Aan de Voorzitter van de Tweede Kamer der Staten-Generaal

Den Haag, 6 juli 2018

In mijn brief aan uw Kamer van 4 juni 2018 (Kamerstuk 31 305, nr. 252) heb ik geschetst welke werkzaamheden worden ondernomen om tot het beleidskader voor de vrachtwagenheffing en de terugsluis te komen en hoe het proces van de totstandkoming daarvan er uit ziet. In deze brief informeer ik u over de afweegcriteria die ik wil gebruiken voor de uitwerking van de vrachtwagenheffing, Europese kaders voor de vrachtwagenheffing en over de stand van zaken m.b.t. de op te stellen beleidsuitgangspunten en de terugsluis.

Afweegkader

Zoals ik in mijn brief van 4 juni heb aangegeven zou ik u voor de zomer informeren over de criteria die ik wil gebruiken bij de afweging van verschillende beleidskeuzen en keuzen voor de inrichting van het systeem.
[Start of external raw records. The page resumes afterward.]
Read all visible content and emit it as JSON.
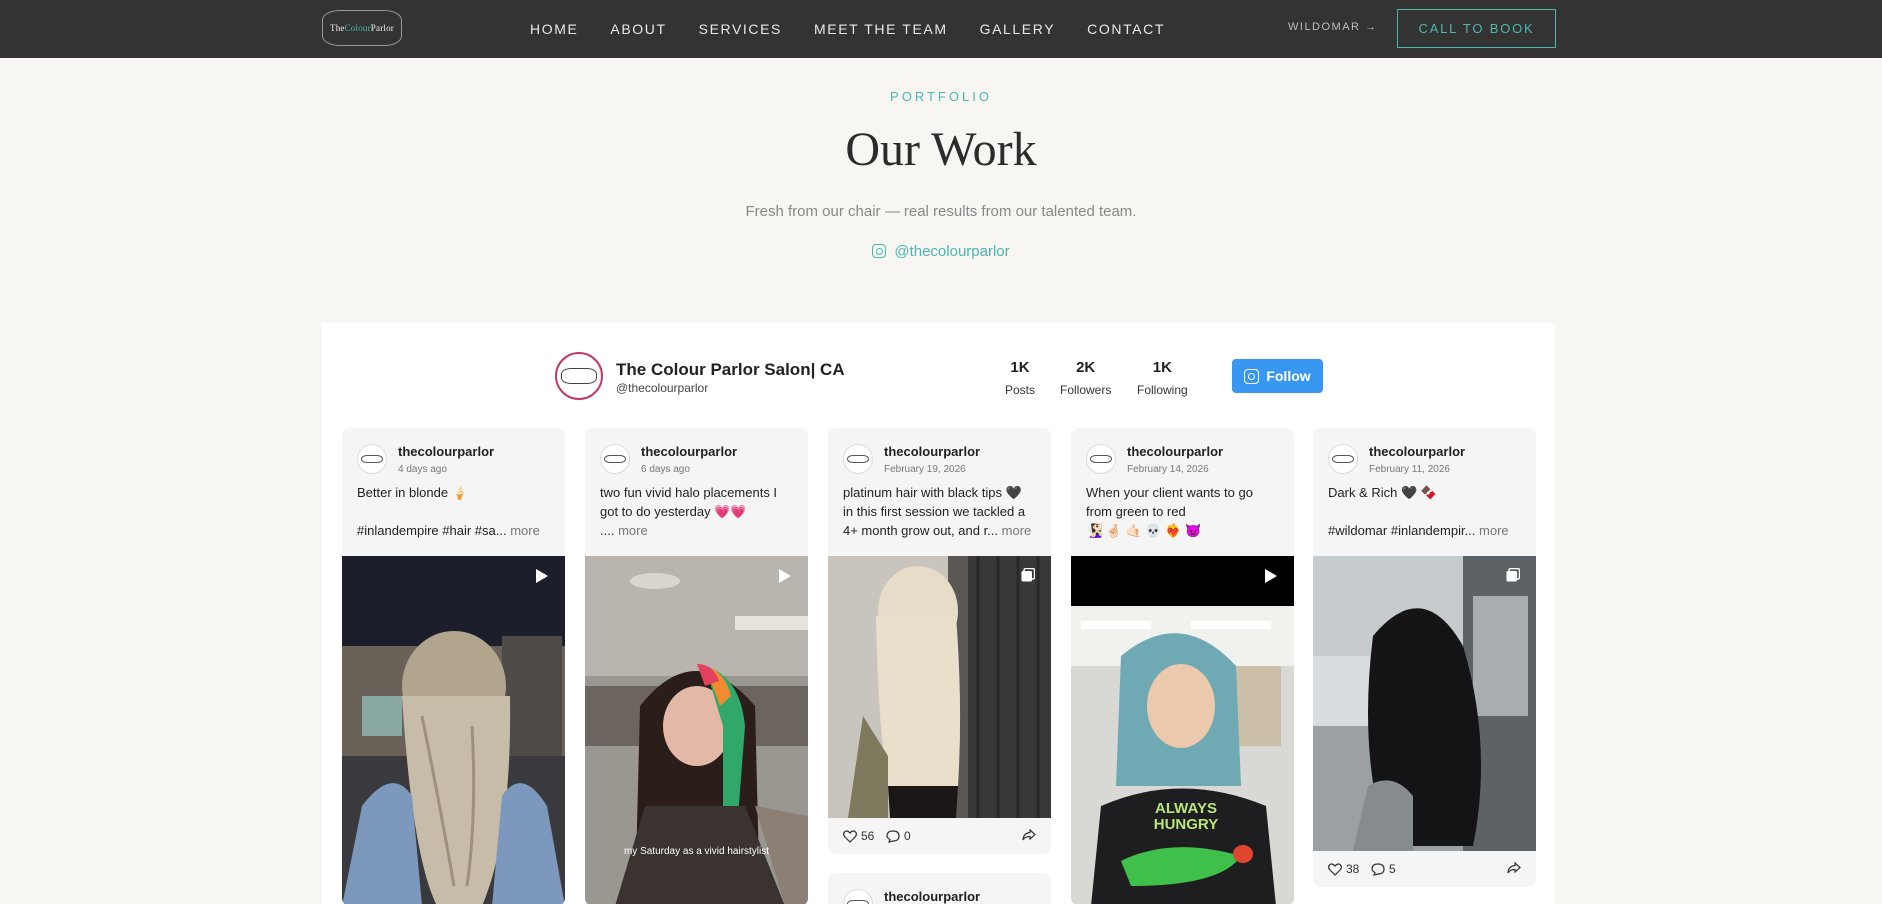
{
  "nav": {
    "logo_prefix": "The",
    "logo_accent": "Colour",
    "logo_suffix": "Parlor",
    "links": [
      "HOME",
      "ABOUT",
      "SERVICES",
      "MEET THE TEAM",
      "GALLERY",
      "CONTACT"
    ],
    "location": "WILDOMAR",
    "location_arrow": "→",
    "cta": "CALL TO BOOK"
  },
  "hero": {
    "eyebrow": "PORTFOLIO",
    "title": "Our Work",
    "subtitle": "Fresh from our chair — real results from our talented team.",
    "handle": "@thecolourparlor"
  },
  "profile": {
    "name": "The Colour Parlor Salon| CA",
    "handle": "@thecolourparlor",
    "stats": [
      {
        "value": "1K",
        "label": "Posts"
      },
      {
        "value": "2K",
        "label": "Followers"
      },
      {
        "value": "1K",
        "label": "Following"
      }
    ],
    "follow_label": "Follow"
  },
  "posts": [
    {
      "user": "thecolourparlor",
      "date": "4 days ago",
      "lines": [
        "Better in blonde 🍦",
        "",
        "#inlandempire #hair #sa..."
      ],
      "more": "more",
      "media": "video",
      "likes": "",
      "comments": ""
    },
    {
      "user": "thecolourparlor",
      "date": "6 days ago",
      "lines": [
        "two fun vivid halo placements I",
        "got to do yesterday 💗💗",
        "...."
      ],
      "more": "more",
      "media": "video",
      "overlay_text": "my Saturday as a vivid hairstylist",
      "likes": "",
      "comments": ""
    },
    {
      "user": "thecolourparlor",
      "date": "February 19, 2026",
      "lines": [
        "platinum hair with black tips 🖤",
        "in this first session we tackled a",
        "4+ month grow out, and r..."
      ],
      "more": "more",
      "media": "carousel",
      "likes": "56",
      "comments": "0"
    },
    {
      "user": "thecolourparlor",
      "date": "February 14, 2026",
      "lines": [
        "When your client wants to go",
        "from green to red",
        "🧏🏻‍♀️ 🤞🏻 🤙🏻 💀 ❤️‍🔥 👿"
      ],
      "more": "",
      "media": "video",
      "shirt_text": "ALWAYS HUNGRY",
      "likes": "",
      "comments": ""
    },
    {
      "user": "thecolourparlor",
      "date": "February 11, 2026",
      "lines": [
        "Dark & Rich 🖤 🍫",
        "",
        "#wildomar #inlandempir..."
      ],
      "more": "more",
      "media": "carousel",
      "likes": "38",
      "comments": "5"
    }
  ],
  "extra_post_user": "thecolourparlor",
  "colors": {
    "accent": "#4bb7ad",
    "nav_bg": "#333333",
    "follow_blue": "#3897f0"
  }
}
De criteria vormen een aanvulling op wettelijke randvoorwaarden (zoals het voldoen aan Europese richtlijnen) en op de doelstellingen van de vrachtwagenheffing zoals ik heb beschreven in mijn brief van 6 maart 2018 (Kamerstuk 31 305, nr. 239):

  • binnen- en buitenlands vrachtverkeer laten betalen voor het gebruik van de weg;

  • innoveren en verduurzamen van de Nederlandse vervoerssector.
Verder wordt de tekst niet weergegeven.